H. This paper on music emotion recognition, talks on how the regression technique is better than Arousal-Valence modelling,
Fuzzy Approach and System Identification Approach of detecting music emotions. The graph depicts a valence arousal plane
with various emotions which holds true for music as well as images. The second half of our project is feature extraction from
the music dataset and feeding music emotions, which are then used to compare to the image emotions and hence produce the
final output of music for the respective image. The approach mentioned in this paper produces near accurate detection of music
emotions which forms the music subsystem of our project.
I. In this paper the design of the SUM tool, a graphical user interface software library inside PWGL's computer-aided
composition environment, aimed at image and sound integration. It allows image and sound to be integrated via a graphical
interface. It offers a greater temporary technique to spatial composition via sonification – facts representation thru auditory
manner. SUM believes in a multi-dimensional spatiotemporal technique to sonification, which distinguishes it from other
strategies like sonart. One of the excellent applications of the sum tool is image sonification, the sum tool helps the sonification
of any shade-coded picture with its image-based input and user-defined mapping. Which means that it's miles feasible to sonify
any bitmap photograph in step with its personal color key. Picture and sound integration in more than one spatial and temporal
dimensions are supported through the sum tool. As seen in this paper, we can use it to jot down and perform a multi-
dimensional visible musical score from many perspectives. Sum's flexible structure typically lets in audiovisible representation
of more than one such relationships, from an urban gadget to a musical rating.

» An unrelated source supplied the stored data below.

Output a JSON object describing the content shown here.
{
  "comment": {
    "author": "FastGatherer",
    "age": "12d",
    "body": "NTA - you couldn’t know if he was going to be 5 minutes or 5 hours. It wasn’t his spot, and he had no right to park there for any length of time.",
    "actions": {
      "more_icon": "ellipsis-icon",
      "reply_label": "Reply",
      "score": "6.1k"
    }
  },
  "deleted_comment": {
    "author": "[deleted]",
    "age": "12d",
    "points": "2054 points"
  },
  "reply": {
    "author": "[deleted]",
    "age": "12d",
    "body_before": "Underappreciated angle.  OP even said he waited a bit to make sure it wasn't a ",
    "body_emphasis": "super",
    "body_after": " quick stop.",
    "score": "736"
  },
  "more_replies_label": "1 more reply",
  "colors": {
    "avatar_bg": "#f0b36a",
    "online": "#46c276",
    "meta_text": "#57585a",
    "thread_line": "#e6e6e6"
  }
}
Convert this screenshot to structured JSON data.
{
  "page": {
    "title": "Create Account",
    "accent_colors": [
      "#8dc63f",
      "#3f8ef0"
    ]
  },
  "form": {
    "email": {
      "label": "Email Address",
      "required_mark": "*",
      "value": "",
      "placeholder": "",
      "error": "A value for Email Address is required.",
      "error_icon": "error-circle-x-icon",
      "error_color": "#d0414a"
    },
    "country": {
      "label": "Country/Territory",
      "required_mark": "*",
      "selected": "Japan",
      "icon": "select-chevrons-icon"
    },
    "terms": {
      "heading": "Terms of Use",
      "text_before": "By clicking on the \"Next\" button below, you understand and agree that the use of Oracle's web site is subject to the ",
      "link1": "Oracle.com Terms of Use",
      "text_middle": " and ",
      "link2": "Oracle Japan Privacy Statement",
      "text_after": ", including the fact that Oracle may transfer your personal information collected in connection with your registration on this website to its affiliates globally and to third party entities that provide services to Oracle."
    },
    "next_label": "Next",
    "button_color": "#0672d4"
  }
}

©IJRASET: All Rights are Reserved 2131


International Journal for Research in Applied Science & Engineering Technology (IJRASET)
ISSN: 2321-9653; IC Value: 45.98; SJ Impact Factor: 7.429
Volume 8 Issue V May 2020- Available at www.ijraset.com

J. In this paper, the concept of musical vision is introduced, a gadget that makes use of the music to symbolize a pixel-based
photography.

Musical vision is an extremely flexible, sonifying device that converts colored pictures into periodic sounds by imitating the human
eye in terms of their subject of vision. MV can code any color into music in preference to codifying a confined range of colors or
hues. Furthermore, flexibility is the main strength in this proposal. MV allows more than one aspect of preprocessing image data
and music rendering techniques to be configured.

Almost every aspect of sonification is controlled by the Musical Vision user. The consumer of musical vision, as referred to above,
has an excessive level of manipulate of the sonification parameters, however the versatility of the machine makes it usable for
specific purposes of image sonification. This makes it possible, relying on the want for photo definition fidelity, to render melodies
of very one-of-a-kind length and complexity.

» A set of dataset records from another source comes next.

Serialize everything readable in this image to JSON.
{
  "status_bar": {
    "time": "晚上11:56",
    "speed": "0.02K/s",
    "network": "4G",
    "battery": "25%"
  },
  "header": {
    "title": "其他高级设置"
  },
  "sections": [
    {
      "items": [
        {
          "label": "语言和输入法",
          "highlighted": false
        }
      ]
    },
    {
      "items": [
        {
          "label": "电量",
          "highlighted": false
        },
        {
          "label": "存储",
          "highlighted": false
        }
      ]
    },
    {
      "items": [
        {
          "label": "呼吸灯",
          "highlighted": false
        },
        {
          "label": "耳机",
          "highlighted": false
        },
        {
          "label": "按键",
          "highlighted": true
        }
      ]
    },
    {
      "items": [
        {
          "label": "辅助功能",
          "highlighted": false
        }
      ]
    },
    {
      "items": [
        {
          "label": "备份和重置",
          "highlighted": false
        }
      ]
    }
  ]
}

K. In this paper, focus is on prediction of the probability distribution of categorical image emotions and the experiments that are
carried out, demonstrate the superiority of categorizing images using principles-of-art over state-of-the-art approaches. There
are two emotion representation models- CES and DES of which prediction in CES form is highlighted here. They have
introduced three baselines and then one main algorithm to predict image emotions. Global weighting, K-nearest Neighbor
Weighting and SoftMax Regression are the three baseline models and Shared Sparse Learning is the algorithm used which is
iteratively reweighted least squares to get the optimized result.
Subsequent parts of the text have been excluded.